We Have A Lot To Lose
"We stand on the shoulders of our ancestors, people who built this country and its wealth while toiling, fighting, and dying for our collective freedom. To deny our history or surrender in the struggle for a more perfect union would dishonor their sacrifice. That is something we simply will not do."
During an August 2016 rally held in Dimondale, Michigan, then-Presidential candidate Donald J. Trump attempted to appeal to African-American voters. "What the hell do you have to lose?" he asked. His question unmasked his unawareness about the African American community.
"It's his budget, it’s his policy, it's his rhetoric; all of these factors demonstrate what we stand to lose." - Congresswoman Karen Bass (D-CA-37)

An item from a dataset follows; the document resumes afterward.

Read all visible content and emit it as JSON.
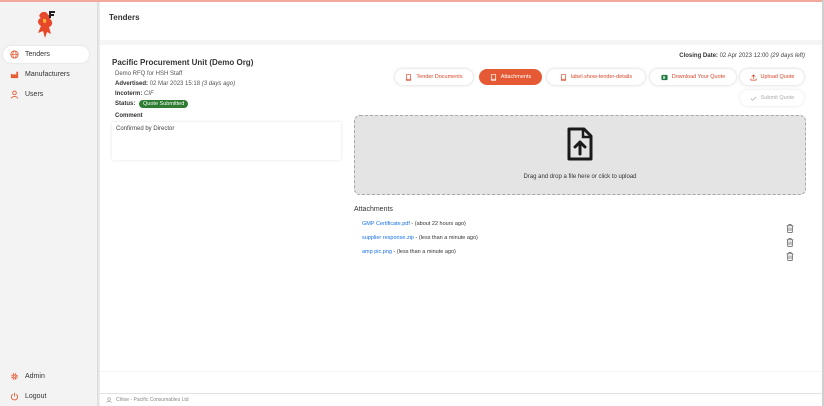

Again, in a February 2017 press conference, the newly elected President further unmasked his unawareness about the African-American community. When American Urban Radio Network reporter April Ryan asked President Trump if he would meet with "the CBC," President Trump said, "Who?" When Ryan, who is African American, clarified her question by saying the "Congressional Black Caucus," President Trump said, "Do you want to set up the meeting? Are they friends of yours? Set up a meeting."
After a few weeks of back and forth with the White House, a meeting was scheduled for March 22, 2017. During the meeting, the Congressional Black Caucus answered the President’s campaign question in a 130-page policy document entitled, "We Have a Lot to Lose: Solutions to Advance Black families in the 21st Century." The document was hand-delivered to the President.
"We Have A Lot to Lose" provides a comprehensive overview of persistent problems that have plagued African-Americans throughout history, as well as policy solutions supported by the CBC that would help address those problems.